There was no more garbage, little homes were actually built, a market was even set up with an alchemy shop, tailor, salon and, Cyris laughed “you guys really built a Tavern down here?”
“You’ll never believe what happened while you were away!” Astarion excitedly hugged Cyris, “well what happened?”, “some deep gnomes came by, they saw all the bloodcrystals we had and wanted to set up a mining outpost, they offered to trade gold and other resources, mostly more Rothe blood to us in exchange for some land and the bloodcrystals” Astarion hummed “so…yes we built a tavern so everyone could enjoy a nice drink now that we have more blood. A celebration is in order, I do believe?” he grinned, “Sounds good to me” Cyris smiled.
The wine, the food, the music… was decent. The tavern was pretty small and the bard they had played the accordion…but the candle light, the hearth and the atmosphere of merriment…that made Cyris happy.  
Cyris saw the deep gnomes who Astarion had talked about come in to have a drink with them, they had just gotten done mining…
Cyris could smell something…odd about them.
One of them sat down at a table next to his and Astarion’s, Cyris saw something on the gnome’s shoulder…a tattoo..
Black bat wings with a white crescent moon and a red 4 pointed star in them…
He then could smell it clearer…the familiar scent of…
The gnome looked up and sniffed the air…
They looked at one another.
“Are you?” Cyris pondered, “well bless my soul, another kindred” the gnome beamed happily, “another werebat!” Cyris smiled.
“Names Menphes, Menphes Gloombeard” the gnome proudly introduced himself, “pleasure to meet ya boy” he shook Cyris’s hand, “to you as well, the tattoo on your arm? You worship the great guardian bat as well?”
“You mean Entumbru? The spirit-ancestor of bats and the god of night?
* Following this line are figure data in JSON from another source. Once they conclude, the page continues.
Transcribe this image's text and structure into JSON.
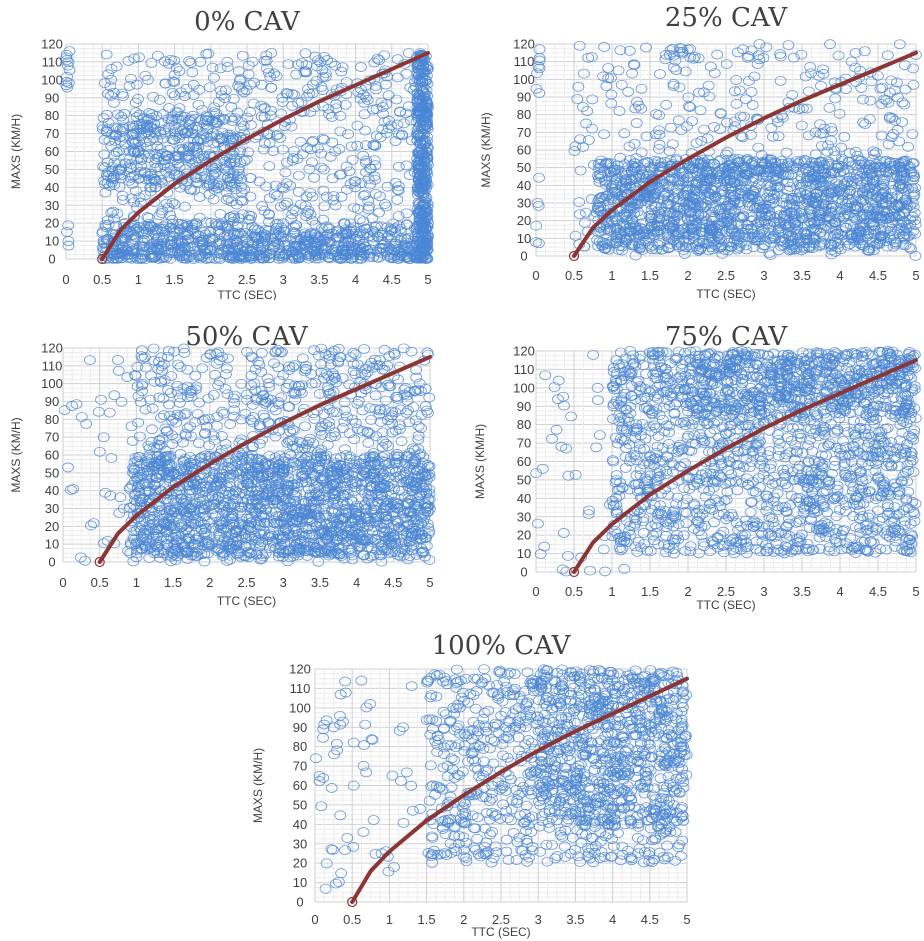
{
  "colors": {
    "scatter": "#4a86d4",
    "curve": "#8b3535",
    "grid": "#d9d9d9",
    "text": "#404040"
  },
  "chart_data": [
    {
      "type": "scatter",
      "title": "0% CAV",
      "xlabel": "TTC (SEC)",
      "ylabel": "MAXS (KM/H)",
      "xlim": [
        0,
        5
      ],
      "ylim": [
        0,
        120
      ],
      "xticks": [
        "0",
        "0.5",
        "1",
        "1.5",
        "2",
        "2.5",
        "3",
        "3.5",
        "4",
        "4.5",
        "5"
      ],
      "yticks": [
        "0",
        "10",
        "20",
        "30",
        "40",
        "50",
        "60",
        "70",
        "80",
        "90",
        "100",
        "110",
        "120"
      ],
      "grid": true,
      "curve": {
        "x": [
          0.5,
          0.75,
          1,
          1.5,
          2,
          2.5,
          3,
          3.5,
          4,
          4.5,
          5
        ],
        "y": [
          0,
          16,
          26,
          42,
          55,
          67,
          78,
          88,
          97,
          106,
          115
        ]
      },
      "series": [
        {
          "marker": "open-circle",
          "x_range": [
            0.5,
            5
          ],
          "y_range": [
            0,
            20
          ],
          "n": 700,
          "skew": 1.5
        },
        {
          "marker": "open-circle",
          "x_range": [
            0.5,
            2.5
          ],
          "y_range": [
            40,
            82
          ],
          "n": 300,
          "skew": 1
        },
        {
          "marker": "open-circle",
          "x_range": [
            0.5,
            5
          ],
          "y_range": [
            0,
            115
          ],
          "n": 700,
          "skew": 1
        },
        {
          "marker": "open-circle",
          "x_range": [
            4.85,
            5
          ],
          "y_range": [
            0,
            115
          ],
          "n": 400,
          "skew": 1
        },
        {
          "marker": "open-circle",
          "x_range": [
            0,
            0.05
          ],
          "y_range": [
            95,
            118
          ],
          "n": 12,
          "skew": 1
        },
        {
          "marker": "open-circle",
          "x_range": [
            0,
            0.05
          ],
          "y_range": [
            5,
            20
          ],
          "n": 4,
          "skew": 1
        }
      ]
    },
    {
      "type": "scatter",
      "title": "25% CAV",
      "xlabel": "TTC (SEC)",
      "ylabel": "MAXS (KM/H)",
      "xlim": [
        0,
        5
      ],
      "ylim": [
        0,
        120
      ],
      "xticks": [
        "0",
        "0.5",
        "1",
        "1.5",
        "2",
        "2.5",
        "3",
        "3.5",
        "4",
        "4.5",
        "5"
      ],
      "yticks": [
        "0",
        "10",
        "20",
        "30",
        "40",
        "50",
        "60",
        "70",
        "80",
        "90",
        "100",
        "110",
        "120"
      ],
      "grid": true,
      "curve": {
        "x": [
          0.5,
          0.75,
          1,
          1.5,
          2,
          2.5,
          3,
          3.5,
          4,
          4.5,
          5
        ],
        "y": [
          0,
          16,
          26,
          42,
          55,
          67,
          78,
          88,
          97,
          106,
          115
        ]
      },
      "series": [
        {
          "marker": "open-circle",
          "x_range": [
            0.8,
            5
          ],
          "y_range": [
            3,
            55
          ],
          "n": 1500,
          "skew": 1
        },
        {
          "marker": "open-circle",
          "x_range": [
            0.5,
            5
          ],
          "y_range": [
            0,
            120
          ],
          "n": 500,
          "skew": 1
        },
        {
          "marker": "open-circle",
          "x_range": [
            0,
            0.05
          ],
          "y_range": [
            90,
            118
          ],
          "n": 8,
          "skew": 1
        },
        {
          "marker": "open-circle",
          "x_range": [
            0,
            0.05
          ],
          "y_range": [
            0,
            47
          ],
          "n": 6,
          "skew": 1
        }
      ]
    },
    {
      "type": "scatter",
      "title": "50% CAV",
      "xlabel": "TTC (SEC)",
      "ylabel": "MAXS (KM/H)",
      "xlim": [
        0,
        5
      ],
      "ylim": [
        0,
        120
      ],
      "xticks": [
        "0",
        "0.5",
        "1",
        "1.5",
        "2",
        "2.5",
        "3",
        "3.5",
        "4",
        "4.5",
        "5"
      ],
      "yticks": [
        "0",
        "10",
        "20",
        "30",
        "40",
        "50",
        "60",
        "70",
        "80",
        "90",
        "100",
        "110",
        "120"
      ],
      "grid": true,
      "curve": {
        "x": [
          0.5,
          0.75,
          1,
          1.5,
          2,
          2.5,
          3,
          3.5,
          4,
          4.5,
          5
        ],
        "y": [
          0,
          16,
          26,
          42,
          55,
          67,
          78,
          88,
          97,
          106,
          115
        ]
      },
      "series": [
        {
          "marker": "open-circle",
          "x_range": [
            0.9,
            5
          ],
          "y_range": [
            3,
            60
          ],
          "n": 1300,
          "skew": 1
        },
        {
          "marker": "open-circle",
          "x_range": [
            1,
            5
          ],
          "y_range": [
            0,
            120
          ],
          "n": 900,
          "skew": 1
        },
        {
          "marker": "open-circle",
          "x_range": [
            0,
            1
          ],
          "y_range": [
            0,
            118
          ],
          "n": 40,
          "skew": 1
        }
      ]
    },
    {
      "type": "scatter",
      "title": "75% CAV",
      "xlabel": "TTC (SEC)",
      "ylabel": "MAXS (KM/H)",
      "xlim": [
        0,
        5
      ],
      "ylim": [
        0,
        120
      ],
      "xticks": [
        "0",
        "0.5",
        "1",
        "1.5",
        "2",
        "2.5",
        "3",
        "3.5",
        "4",
        "4.5",
        "5"
      ],
      "yticks": [
        "0",
        "10",
        "20",
        "30",
        "40",
        "50",
        "60",
        "70",
        "80",
        "90",
        "100",
        "110",
        "120"
      ],
      "grid": true,
      "curve": {
        "x": [
          0.5,
          0.75,
          1,
          1.5,
          2,
          2.5,
          3,
          3.5,
          4,
          4.5,
          5
        ],
        "y": [
          0,
          16,
          26,
          42,
          55,
          67,
          78,
          88,
          97,
          106,
          115
        ]
      },
      "series": [
        {
          "marker": "open-circle",
          "x_range": [
            1,
            5
          ],
          "y_range": [
            10,
            120
          ],
          "n": 1500,
          "skew": 1
        },
        {
          "marker": "open-circle",
          "x_range": [
            2,
            5
          ],
          "y_range": [
            85,
            120
          ],
          "n": 400,
          "skew": 1
        },
        {
          "marker": "open-circle",
          "x_range": [
            0,
            1.2
          ],
          "y_range": [
            0,
            118
          ],
          "n": 45,
          "skew": 1
        }
      ]
    },
    {
      "type": "scatter",
      "title": "100% CAV",
      "xlabel": "TTC (SEC)",
      "ylabel": "MAXS (KM/H)",
      "xlim": [
        0,
        5
      ],
      "ylim": [
        0,
        120
      ],
      "xticks": [
        "0",
        "0.5",
        "1",
        "1.5",
        "2",
        "2.5",
        "3",
        "3.5",
        "4",
        "4.5",
        "5"
      ],
      "yticks": [
        "0",
        "10",
        "20",
        "30",
        "40",
        "50",
        "60",
        "70",
        "80",
        "90",
        "100",
        "110",
        "120"
      ],
      "grid": true,
      "curve": {
        "x": [
          0.5,
          0.75,
          1,
          1.5,
          2,
          2.5,
          3,
          3.5,
          4,
          4.5,
          5
        ],
        "y": [
          0,
          16,
          26,
          42,
          55,
          67,
          78,
          88,
          97,
          106,
          115
        ]
      },
      "series": [
        {
          "marker": "open-circle",
          "x_range": [
            1.5,
            5
          ],
          "y_range": [
            20,
            120
          ],
          "n": 900,
          "skew": 1
        },
        {
          "marker": "open-circle",
          "x_range": [
            3,
            5
          ],
          "y_range": [
            40,
            120
          ],
          "n": 400,
          "skew": 1
        },
        {
          "marker": "open-circle",
          "x_range": [
            0,
            1.5
          ],
          "y_range": [
            5,
            118
          ],
          "n": 60,
          "skew": 1
        }
      ]
    }
  ]
}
Why yes” he said “he goes by many names, that one I have not heard used before”, “Enthrumbu…” Cyris pondered…
Cyris and astarion left Bloodcrystal Vail and headed home, they settled down at Monty’s Chalice to enjoy dinner and sleep before heading out to hunt for Orin.
“Cyris…is it ok if..if we still sleep together?” Astarion softly asked him, Cyris scooted over on the bed, they…didn’t really cuddly like they did before but Cyris did keep Astarion warm. Astarion hated being cold…somehow?
 “How are you cold starry?”, “well, not..not physically…” Astarion laughed “I…feel…I feel less undead when Iam warm”, Cyris rolled over and wrapped him up in his arms.
“It’s getting cold outside…I better keep you nice and snug” he smiled.